Led by the songwriting of frontwoman Karly Hartzman (the songs are credited to the whole band, but it’s generally understood Hartzman is the primary architect), Wednesday pummels their way to a rough and tough emotional truth. The lyrics are often driven by stories, sometimes drawn from the collective’s own experiences (the gnarled, intense “Bitter Everyday” is inspired by an encounter with an unhoused woman in the band’s hometown of Asheville, North Carolina) and sometimes from the messed-up world around them (“Carolina Murder Suicide” is a spare, spooky ballad that came into being after Hartzman binged podcasts about the crimes committed by Alex Murdaugh in South Carolina). In that sense, “Gary’s II” feels like the spiritual heart of the album, taking a shaggy tale recounted by a seen-it-all local (“He took one look at you after he stopped to laugh/ And he noticed he mistook you got hit on behalf/ Of some bastard from the bar who had slept with his wife/ You said, ‘I never seen you in my God given life'”) and transforming it into a shuffling hoedown.

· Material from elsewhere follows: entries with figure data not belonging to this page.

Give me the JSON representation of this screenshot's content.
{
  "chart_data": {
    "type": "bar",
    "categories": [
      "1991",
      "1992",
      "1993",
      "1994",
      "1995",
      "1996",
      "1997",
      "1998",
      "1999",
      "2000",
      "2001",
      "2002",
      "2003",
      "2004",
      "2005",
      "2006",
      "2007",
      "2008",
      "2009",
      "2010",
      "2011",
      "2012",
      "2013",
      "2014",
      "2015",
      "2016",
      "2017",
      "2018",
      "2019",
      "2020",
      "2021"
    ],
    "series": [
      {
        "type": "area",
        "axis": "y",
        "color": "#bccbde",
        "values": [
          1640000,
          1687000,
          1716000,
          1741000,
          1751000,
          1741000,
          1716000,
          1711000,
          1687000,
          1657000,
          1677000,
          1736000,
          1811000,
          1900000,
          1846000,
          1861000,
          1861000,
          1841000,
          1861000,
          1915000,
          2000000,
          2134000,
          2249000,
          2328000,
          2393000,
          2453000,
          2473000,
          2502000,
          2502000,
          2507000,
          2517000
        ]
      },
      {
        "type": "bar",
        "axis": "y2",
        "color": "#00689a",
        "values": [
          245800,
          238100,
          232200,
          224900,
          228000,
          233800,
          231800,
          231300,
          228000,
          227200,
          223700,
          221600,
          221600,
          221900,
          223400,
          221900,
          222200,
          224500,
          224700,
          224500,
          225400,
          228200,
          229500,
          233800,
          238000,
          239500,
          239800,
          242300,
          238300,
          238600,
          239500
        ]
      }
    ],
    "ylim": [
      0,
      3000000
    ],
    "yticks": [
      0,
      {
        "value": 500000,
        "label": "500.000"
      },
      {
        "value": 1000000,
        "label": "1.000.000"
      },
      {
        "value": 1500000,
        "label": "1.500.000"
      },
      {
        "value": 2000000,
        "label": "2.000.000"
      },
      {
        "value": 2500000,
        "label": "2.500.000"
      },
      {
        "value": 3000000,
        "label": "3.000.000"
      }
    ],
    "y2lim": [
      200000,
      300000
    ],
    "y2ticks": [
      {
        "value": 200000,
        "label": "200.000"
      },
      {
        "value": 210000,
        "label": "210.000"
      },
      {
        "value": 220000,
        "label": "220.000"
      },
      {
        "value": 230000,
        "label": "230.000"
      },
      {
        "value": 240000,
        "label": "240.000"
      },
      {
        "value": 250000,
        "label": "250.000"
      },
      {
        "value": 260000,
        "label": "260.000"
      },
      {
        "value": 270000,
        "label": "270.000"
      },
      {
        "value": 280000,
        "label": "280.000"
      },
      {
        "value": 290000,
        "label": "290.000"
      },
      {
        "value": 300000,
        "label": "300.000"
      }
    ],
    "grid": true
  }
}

Hartzman is incredibly skillful at deploying evocative details in her lyrics. Unlike some acts that similarly sketch out elaborate scenes, such as Drive-By Truckers or the Hold Steady, Wednesday never trap themselves by shoveling in colorful context just for the sake of it. There’s always a greater purpose. On “Townies,” the lines “Went to a party in the county/ Stokin’ bonfires with leaf blowers” set a vivid scene to added potency to the song’s pointed cataloging of the indignities young woman often endure in that cultural environment of backwoods ingenuity. Songs that could become diversionary yarns instead resonate with the honesty of open-nerve memoir. Sometimes that plays out with a sprightly sense of humor. That’s the case with “Phish Pepsi,” a song first recorded for the 2021 EP Guttering that co-billed guitarist MJ Lenderman as lead, which comes across like some funked-up nineteen-seventies country-rock that received a blood transfusion from King Missile: “We watched a Phish concert and Human Centipede/ Two things I now wish I had never seen.”
Wednesday are in incredible form across the album, shaping the music as a compendium of everything that’s great about bringing guitars and drums and other instruments of glorious noise together. “Candy Breath” surfs on amazing squalls of guitar sound, and “Wasp” is a blistering punk assault. At their marrow, the band are aligned with the acts that made the soft-LOUD-soft structures into the sound of Gen-X disenchantment. “Reality TV Argument Bleeds” lives in the intersection between shoegaze and Pixies-ish alternative rock, and “Pick Up That Knife” takes shifting sonic dynamics to a whole never level, winding up with a song that restlessly reinvents itself at the speed of thought. Thrilling as the various blasts of volume are, Bleeds is equally effective when it quiets down a bit. “Elderberry Wine” has a spiritual kinship with peak Lucinda Williams, and “The Way Loves Goes” is an affecting ballad.
Sometimes a band makes a great record by dazzling with their unexpected invention. Sometimes a band makes a great record by simply making a great record. Bleeds, without a doubt, is a great record.